I-  El círculo hermenéutico de la idea de cultura

Cada vez que escuchamos hablar de cultura o de gente culta, asociamos la idea con la gente que sabe mucho, que tiene títulos, que es léida, como decían nuestros padres, allá lejos y hace tiempo. Es por eso que ha hecho fama, a pesar de su demonización política, la frase de Goebbels: Cada vez que me hablan de cultura llevo la mano a mi revólver. Porque sintetiza mejor que nadie, en un brevísimo juicio, el rechazo del hombre común, del hombre del pueblo llano, al monopolio de la cultura que desde la época del Iluminismo para acá poseen y ejercen los ilustrados y sus academias.

CULTIVO

En cambio para nosotros cultura es el hombre manifestándose. Es todo aquello que él hace sobre la naturaleza para que ésta le otorgue lo que de suyo y espontáneamente no le da. Es por ello que el fundamento último de lo que es cultura, como su nombre lo indica, es el cultivo.

Cultura es tanto la obra del escultor sobre la piedra amorfa, como la obra del tornero sobre el hierro bruto o como la de la madre sobre la manualidad del niño, cuando le enseña a tomar el cubierto.

Vemos de entrada nomás, como esta concepción es diametralmente opuesta a esa noción libresca y académica que mencionamos al comienzo.
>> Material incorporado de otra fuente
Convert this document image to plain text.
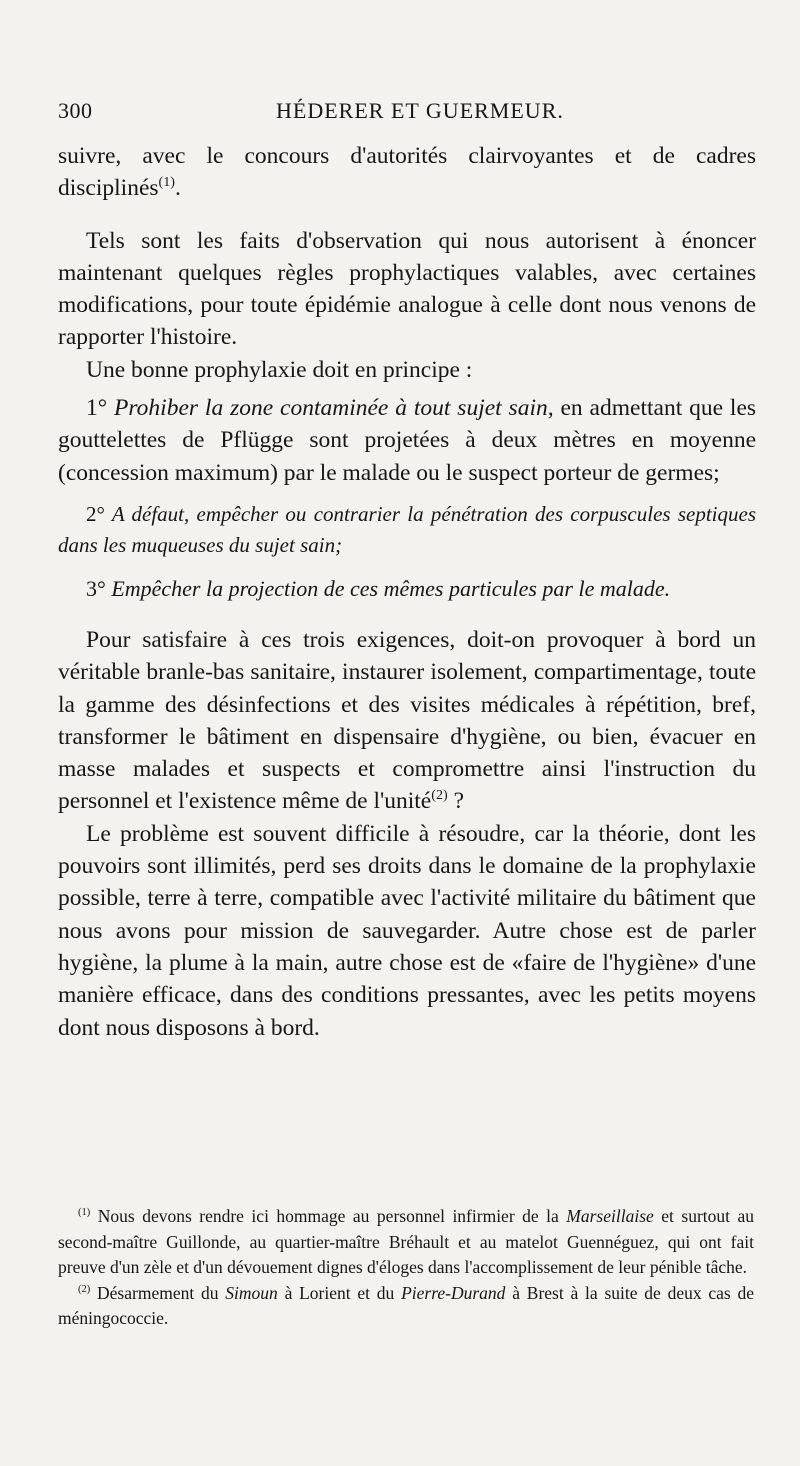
300	HÉDERER ET GUERMEUR.

suivre, avec le concours d'autorités clairvoyantes et de cadres disciplinés$^{(1)}$.

Tels sont les faits d'observation qui nous autorisent à énoncer maintenant quelques règles prophylactiques valables, avec certaines modifications, pour toute épidémie analogue à celle dont nous venons de rapporter l'histoire.

Une bonne prophylaxie doit en principe :

1° Prohiber la zone contaminée à tout sujet sain, en admettant que les gouttelettes de Pflügge sont projetées à deux mètres en moyenne (concession maximum) par le malade ou le suspect porteur de germes;

2° A défaut, empêcher ou contrarier la pénétration des corpuscules septiques dans les muqueuses du sujet sain;

3° Empêcher la projection de ces mêmes particules par le malade.

Pour satisfaire à ces trois exigences, doit-on provoquer à bord un véritable branle-bas sanitaire, instaurer isolement, compartimentage, toute la gamme des désinfections et des visites médicales à répétition, bref, transformer le bâtiment en dispensaire d'hygiène, ou bien, évacuer en masse malades et suspects et compromettre ainsi l'instruction du personnel et l'existence même de l'unité$^{(2)}$ ?

Le problème est souvent difficile à résoudre, car la théorie, dont les pouvoirs sont illimités, perd ses droits dans le domaine de la prophylaxie possible, terre à terre, compatible avec l'activité militaire du bâtiment que nous avons pour mission de sauvegarder. Autre chose est de parler hygiène, la plume à la main, autre chose est de «faire de l'hygiène» d'une manière efficace, dans des conditions pressantes, avec les petits moyens dont nous disposons à bord.

$^{(1)}$ Nous devons rendre ici hommage au personnel infirmier de la Marseillaise et surtout au second-maître Guillonde, au quartier-maître Bréhault et au matelot Guennéguez, qui ont fait preuve d'un zèle et d'un dévouement dignes d'éloges dans l'accomplissement de leur pénible tâche.

$^{(2)}$ Désarmement du Simoun à Lorient et du Pierre-Durand à Brest à la suite de deux cas de méningococcie.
Suele recomendarse en filosofía, así lo han hecho, entre otros, Heidegger, Zubiri, Bollnow, Wagner de Reyna, que la primera aproximación al objeto de estudio sea a través de un acercamiento etimológico. Porque, “el lenguaje empieza y termina por hacernos señas de la esencia de una cosa”[1]. Así comprobamos que cultura proviene del verbo latino colo/cultum que significa cultivar.

Para el padre de los poetas latinos Virgilio la cultura está vinculada al genius loci (lo nacido de la tierra en un lugar determinado) y él le otorgaba tres rasgos fundamentales: clima, suelo y paisaje.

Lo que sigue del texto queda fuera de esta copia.